Hunanyan Arsen S, Verma Amitesh, Bidzimou Minu-Tshyeto, Biswas Debolina D, Da Cruz Emily, Srour Meredith K, Marek Joshua, Hume Cordelia, Elmallah Mai K, Landstrom Andrew P, Mikati Mohamad A
Division of Pediatric Neurology and Developmental Medicine, Department of Pediatrics, Duke University, Durham, North Carolina, USA.
Division of Pediatric Cardiology, Department of Pediatrics, Duke University, Durham, North Carolina, USA.
Epilepsia. 2025 Mar;66(3):899-913. doi: 10.1111/epi.18236. Epub 2025 Jan 11.
This study was undertaken to test the following hypotheses in the Atp1a3 mouse (which carries the most common human ATP1A3 (the major subunit of the neuronal Na/K-adenosine triphosphatase [ATPase]) mutation, D801N): sudden unexpected death in epilepsy (SUDEP) occurs during seizures and is due to terminal apneas in some and due to lethal cardiac arrhythmias in others; and Atp1a3 mice have central cardiorespiratory dysregulation and abnormal respiratory drive.
Comparison was made of littermate wild-type and Atp1a3 groups using (1) simultaneous in vivo video-telemetry recordings of electroencephalogram, electrocardiogram, and breathing; (2) whole-body plethysmography; and (3) hypoglossal nerve recordings.
In Atp1a3 mice, (1) SUDEP consistently occurred during seizures that were more severe than preterminal seizures; (2) seizure clustering occurred in periods preceding SUDEP; (3) slowing of breathing rate (BR) and heart rate was observed preictally before preterminal and terminal seizures; and (4) the sequence during terminal seizures was as follows: bradypnea with bradycardia/cardiac arrhythmias, then terminal apnea, followed by terminal cardiac arrhythmias. Compared to wild-type, mutants showed (1) abnormal resting BR variability but no difference in cardiac PR, QRS, QTc, or RR intervals; (2) abnormal hypoglossal nerve firing in response to hypoxia; and (3) abnormal whole-body plethysmography, consisting of baseline predisposition to apnea and abnormal responses to respiratory challenge.
Atp1a3, an alternating hemiplegia of childhood (AHC) model, is also a revealing SUDEP model of Na/K-ATPase mutation resulting in abnormal central respiratory drive and in progressive cardiorespiratory dysregulation concurrent with worsening epilepsy. SUDEP results from seizure-triggered bradypnea/bradycardia followed by terminal apnea, then terminal cardiac arrhythmias. Because many epilepsy/SUDEP models of other etiologies manifest secondary ATPase deficiency, future studies in those models may benefit from considering possible contributions of ATPase dysfunction to SUDEP in those models too.
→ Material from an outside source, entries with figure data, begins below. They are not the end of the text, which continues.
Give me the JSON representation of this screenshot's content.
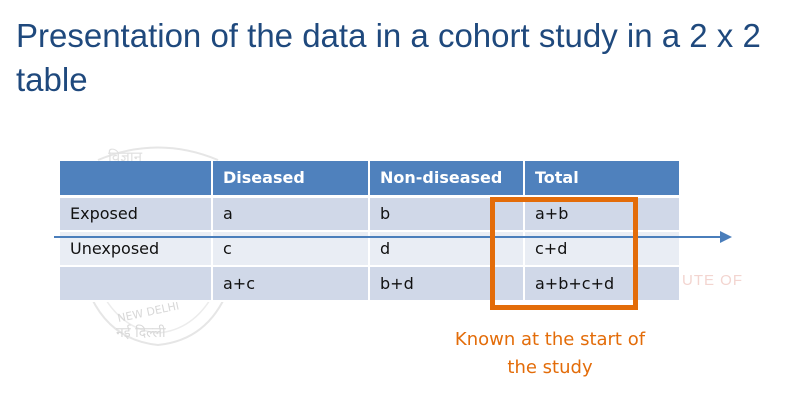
{
  "slide": {
    "title": "Presentation of the data in a cohort study in a 2 x 2 table",
    "note": "Known at the start of the study"
  },
  "table": {
    "headers": [
      "",
      "Diseased",
      "Non-diseased",
      "Total"
    ],
    "rows": [
      [
        "Exposed",
        "a",
        "b",
        "a+b"
      ],
      [
        "Unexposed",
        "c",
        "d",
        "c+d"
      ],
      [
        "",
        "a+c",
        "b+d",
        "a+b+c+d"
      ]
    ]
  },
  "watermark": {
    "seal_top": "विज्ञान",
    "seal_en": "NEW DELHI",
    "seal_hi": "नई दिल्ली",
    "side_text": "UTE OF"
  },
  "colors": {
    "title": "#1f497d",
    "header_fill": "#4f81bd",
    "row_fill_dark": "#d0d8e8",
    "row_fill_light": "#e9edf4",
    "highlight": "#e36c09",
    "arrow": "#4a7ebb"
  }
}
本研究旨在验证Atp1a3小鼠(携带最常见的人类ATP1A3突变,即神经元钠/钾 - 三磷酸腺苷酶[ATP酶]的主要亚基D801N)中的以下假设:癫痫性猝死(SUDEP)发生在癫痫发作期间,部分是由于终末期呼吸暂停,部分是由于致命性心律失常;并且Atp1a3小鼠存在中枢性心肺调节异常和呼吸驱动异常。
对同窝野生型和Atp1a3组进行比较,采用(1)同步体内视频遥测记录脑电图、心电图和呼吸;(2)全身体积描记法;以及(3)舌下神经记录。
在Atp1a3小鼠中,(1)SUDEP始终发生在比终末期前发作更严重的癫痫发作期间;(2)在SUDEP之前的时期出现癫痫发作聚集;(3)在终末期前和终末期癫痫发作前观察到发作前期呼吸频率(BR)和心率减慢;(4)终末期癫痫发作期间的顺序如下:呼吸过缓伴心动过缓/心律失常,然后是终末期呼吸暂停,接着是终末期心律失常。与野生型相比,突变体表现出(1)静息BR变异性异常,但心脏PR、QRS、QTc或RR间期无差异;(2)对缺氧的舌下神经放电异常;以及(3)全身体积描记法异常,包括基线时的呼吸暂停倾向和对呼吸刺激的异常反应。
Atp1a3是一种儿童交替性偏瘫(AHC)模型,也是一种揭示性SUDEP模型,其钠/钾 - ATP酶突变导致中枢呼吸驱动异常以及随着癫痫恶化并发进行性心肺调节异常。SUDEP由癫痫发作引发的呼吸过缓/心动过缓,随后是终末期呼吸暂停,然后是终末期心律失常导致。由于许多其他病因的癫痫/SUDEP模型表现出继发性ATP酶缺乏,未来在这些模型中的研究可能也会受益于考虑ATP酶功能障碍对这些模型中SUDEP的可能贡献。